All spark applications use a spark session with the same configuration:

import org.apache.spark.sql.SparkSession

val spark: SparkSession = SparkSession.builder()
  .master("local[*]")
  .appName("delta-stream-read")
  .config("spark.ui.enabled", "false")
  .config("spark.driver.host", "localhost")
  .config("spark.sql.shuffle.partitions", "1")
  .config("spark.default.parallelism", "1")
  .getOrCreate()

Also, all Spark applications read the input data with the same method:

import org.apache.spark.sql.types.{IntegerType, StructField, StructType}
import org.apache.spark.sql.DataFrame

val schema: StructType = StructType(Seq(
  StructField("id", IntegerType),
  StructField("value1", IntegerType),
  StructField("value2", IntegerType),
  StructField("value3", IntegerType),
  StructField("value4", IntegerType),
  StructField("value5", IntegerType),
  StructField("value6", IntegerType),
  StructField("value7", IntegerType),
  StructField("value8", IntegerType),
  StructField("value9", IntegerType),
  StructField("value10", IntegerType)
))

def read(path: String): DataFrame = spark.read.format("csv")
  .schema(schema)
  .load(path)
  .select("value1", "value2", "value3", "value4", "value5", "value6", "value7", "value8", "value9", "value10")

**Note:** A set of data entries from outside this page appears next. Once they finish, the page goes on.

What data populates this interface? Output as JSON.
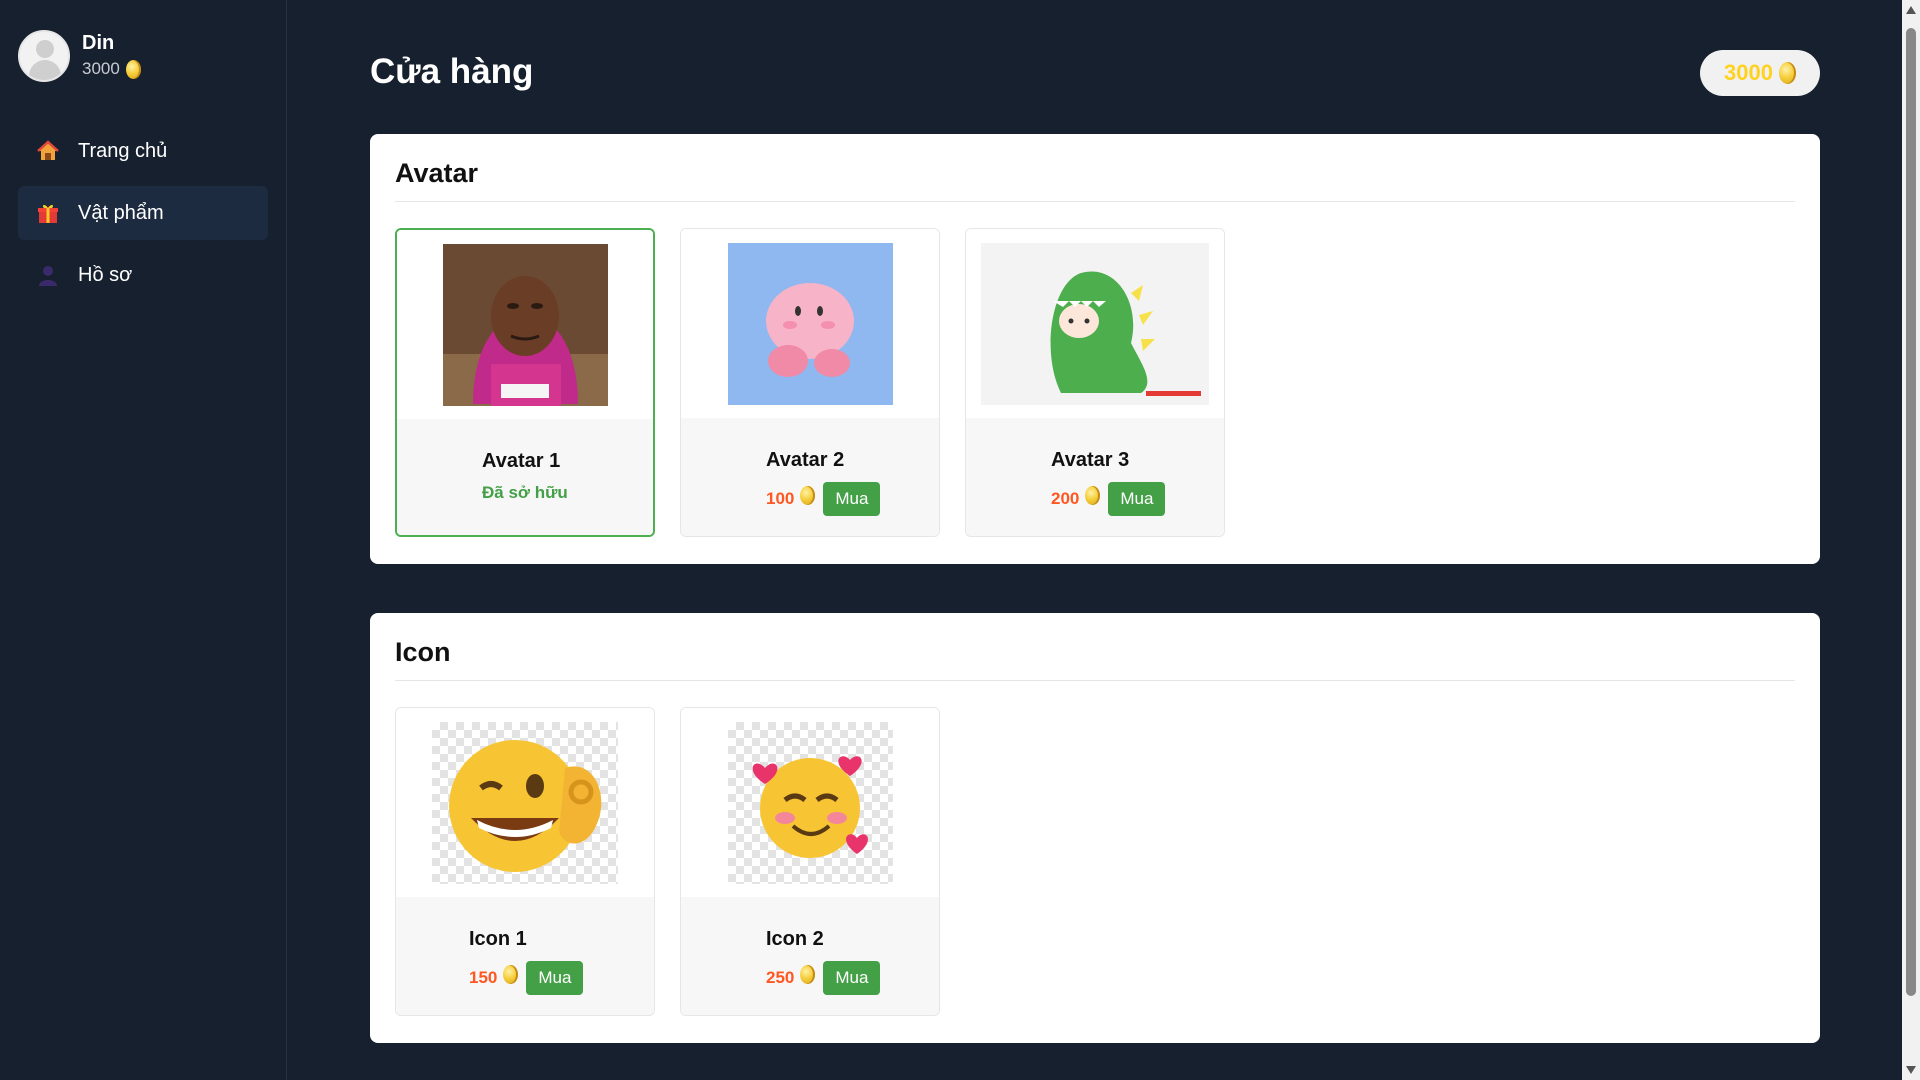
{
  "user": {
    "name": "Din",
    "coins": "3000"
  },
  "nav": [
    {
      "label": "Trang chủ",
      "icon": "home-icon",
      "active": false
    },
    {
      "label": "Vật phẩm",
      "icon": "gift-icon",
      "active": true
    },
    {
      "label": "Hồ sơ",
      "icon": "user-icon",
      "active": false
    }
  ],
  "header": {
    "title": "Cửa hàng",
    "coins": "3000"
  },
  "sections": [
    {
      "title": "Avatar",
      "items": [
        {
          "name": "Avatar 1",
          "status": "Đã sở hữu",
          "owned": true
        },
        {
          "name": "Avatar 2",
          "price": "100",
          "buy_label": "Mua",
          "owned": false
        },
        {
          "name": "Avatar 3",
          "price": "200",
          "buy_label": "Mua",
          "owned": false
        }
      ]
    },
    {
      "title": "Icon",
      "items": [
        {
          "name": "Icon 1",
          "price": "150",
          "buy_label": "Mua",
          "owned": false
        },
        {
          "name": "Icon 2",
          "price": "250",
          "buy_label": "Mua",
          "owned": false
        }
      ]
    }
  ],
  "colors": {
    "accent_green": "#43a047",
    "price_orange": "#ff5722",
    "coin_gold": "#ffd21f",
    "sidebar_bg": "#16202f"
  }
}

First application : no deserialization

First application does not deserialize data and uses spark built-in functions to replace null value by default value:

for (i <- 1 to 20) {
  spark.time(
    read("/tmp/bigfile.csv")
      .na.fill(0, Seq("value5"))
      .select("value5")
      .write
      .mode("overwrite")
      .parquet("/tmp/notSerialized")
  )
}

Second application : deserialization to a nullable type

Second application deserializes columns to java.lang.Integer and uses scala code to replace null value by default value:

import spark.implicits._

val zero: Integer = Integer.valueOf(0)

for (i <- 1 to 20) {
  spark.time(
    read("/tmp/bigfile.csv")
      .as[(Integer, Integer, Integer, Integer, Integer, Integer, Integer, Integer, Integer, Integer)]
      .map(value => if (value._5 == null) zero else value._5)
      .write
      .mode("overwrite")
      .parquet("/tmp/serializedToInteger")
  )
}

Third application: deserialization to an Option

Third application deserializes columns to Option[Int] and uses scala code to replace None value by default value:

import spark.implicits._

for (i <- 1 to 20) {
  spark.time(
    read("/tmp/bigfile.csv")
      .as[(Option[Int], Option[Int], Option[Int], Option[Int], Option[Int], Option[Int], Option[Int], Option[Int], Option[Int], Option[Int])]
      .map(_._5.getOrElse(0))
      .write
      .mode("overwrite")
      .parquet("/tmp/serializedToOption")
  )
}

Run

I ran each application 20 times on my local machine using Spark version 3.0.1, and I get the following results. All the times in table below are in seconds

application min max average median

without deserialization

28.608

32.363

29.933

29.709

nullable deserialization

43.665

47.773

46.300

46.694

option deserialization

45.076

50.377

47.194

46.702

Analysis

Run times are very similar between deserialization to nullable type and deserialization to option, with deserialization to nullable type is slightly better than deserialization to option type. Application without deserialization is of course way faster than the two applications with deserialization.

Conclusion

Changing deserialization types from option to nullable types doesn’t significantly improve the performance of Spark application. The best way to improve performance is to not deserialize and use spark’s built-in functions to transform a dataframe.